The five-man Alice Cooper group, on the other hand, is predictable only in its unpredictability. A "child of the media," vocalist Alice feels the world is based on sex and violence and seeks to reflect this in performance which is as much a visual assault as a musical one. Unlike Iggy and the Stooges, Alice Cooper's music can stand alone. It is hard and pulsating, rough and chaotic, all drums and guitars except for an occasional churning weird organ and Alice's harmonica. It writhes with turmoil and uncertainty, with aberrations; it speaks of insanity and its setting it literally or figuratively the mental institution.

Coupled with the entertaining outrages of Alice himself, the effects are cubed. Smiling coyly like a transvestite Tiny Tim gone berserk, Alice opens the set singing one of the songs from their "Love It to Death" album — beating the floor with a silver hammer which earlier hung bizarrely from it's own stand.

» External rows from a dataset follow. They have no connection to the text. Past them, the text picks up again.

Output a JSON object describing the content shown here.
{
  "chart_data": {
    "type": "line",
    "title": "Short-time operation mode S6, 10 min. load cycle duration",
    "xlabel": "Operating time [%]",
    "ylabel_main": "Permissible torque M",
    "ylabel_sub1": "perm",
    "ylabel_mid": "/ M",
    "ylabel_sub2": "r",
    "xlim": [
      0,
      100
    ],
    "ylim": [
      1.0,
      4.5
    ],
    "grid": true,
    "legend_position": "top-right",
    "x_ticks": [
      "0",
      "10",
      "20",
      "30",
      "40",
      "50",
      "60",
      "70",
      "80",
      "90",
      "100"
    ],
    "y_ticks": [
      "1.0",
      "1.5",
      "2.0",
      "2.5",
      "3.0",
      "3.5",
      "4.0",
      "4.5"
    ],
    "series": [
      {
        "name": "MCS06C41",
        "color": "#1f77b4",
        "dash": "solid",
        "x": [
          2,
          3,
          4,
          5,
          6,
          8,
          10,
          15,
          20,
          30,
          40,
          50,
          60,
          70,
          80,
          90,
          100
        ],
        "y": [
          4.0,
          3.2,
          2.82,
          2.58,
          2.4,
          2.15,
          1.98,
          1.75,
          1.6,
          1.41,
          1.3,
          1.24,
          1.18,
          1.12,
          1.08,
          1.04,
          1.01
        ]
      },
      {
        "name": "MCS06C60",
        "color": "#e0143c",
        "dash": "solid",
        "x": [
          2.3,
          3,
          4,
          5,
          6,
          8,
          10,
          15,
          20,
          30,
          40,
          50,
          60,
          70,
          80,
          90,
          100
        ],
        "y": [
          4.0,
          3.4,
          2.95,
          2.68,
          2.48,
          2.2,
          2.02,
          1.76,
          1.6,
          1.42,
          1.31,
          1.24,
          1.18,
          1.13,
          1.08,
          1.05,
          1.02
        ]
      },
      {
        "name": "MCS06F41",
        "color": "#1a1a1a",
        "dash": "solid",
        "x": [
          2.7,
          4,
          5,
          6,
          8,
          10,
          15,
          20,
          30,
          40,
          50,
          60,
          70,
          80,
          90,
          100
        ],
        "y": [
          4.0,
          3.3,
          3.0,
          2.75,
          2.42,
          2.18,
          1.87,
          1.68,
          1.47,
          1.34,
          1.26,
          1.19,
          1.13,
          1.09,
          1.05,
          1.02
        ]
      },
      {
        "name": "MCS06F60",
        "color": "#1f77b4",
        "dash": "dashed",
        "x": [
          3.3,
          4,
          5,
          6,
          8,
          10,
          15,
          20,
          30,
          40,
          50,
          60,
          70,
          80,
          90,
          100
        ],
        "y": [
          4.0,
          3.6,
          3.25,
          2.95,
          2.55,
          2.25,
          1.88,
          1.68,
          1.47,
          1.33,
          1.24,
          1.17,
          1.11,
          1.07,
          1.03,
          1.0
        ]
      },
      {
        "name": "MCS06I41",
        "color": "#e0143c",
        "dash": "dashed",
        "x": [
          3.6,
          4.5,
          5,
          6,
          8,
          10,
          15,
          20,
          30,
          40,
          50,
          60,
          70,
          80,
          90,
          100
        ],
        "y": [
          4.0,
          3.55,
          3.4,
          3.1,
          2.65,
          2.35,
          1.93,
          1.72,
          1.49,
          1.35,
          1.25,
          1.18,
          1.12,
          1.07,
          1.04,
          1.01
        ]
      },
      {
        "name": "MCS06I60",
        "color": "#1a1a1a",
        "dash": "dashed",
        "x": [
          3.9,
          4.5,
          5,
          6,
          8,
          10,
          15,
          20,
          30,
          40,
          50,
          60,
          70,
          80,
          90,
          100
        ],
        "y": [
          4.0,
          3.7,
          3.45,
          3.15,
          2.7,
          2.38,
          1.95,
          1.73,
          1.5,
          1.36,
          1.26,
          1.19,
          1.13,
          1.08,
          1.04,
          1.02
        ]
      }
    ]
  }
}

A shrouded object pushed onstage proves to be a Frankenstein's monster chair, with weird lights and tubes. A black-garbed dummy sits grotesquely in it. Soon it lies on the floor, stabbed by witch doctor Alice, while Alice sits in the chair with a big funnel on his head intoning "Bodies... need... rest." The finale, involving a ripped-open pillow, clouds of vapor and a blower fan, left everyone gasping — especially if you were near the stage — and choked on the monsoon of feathers. It was different.

The prelude to all this was Jam Band, featuring Michael Quatro on a specially made spinet-shaped electric piano with the inner workings laid bare. From it he coaxed a variety of sounds from a variety of selections from Rachmaninoff to rock with equal assurance. If any group can bridge the gap between classical and rock, Jam Band can, with Quatro's piano and a rocking drummer and bassist.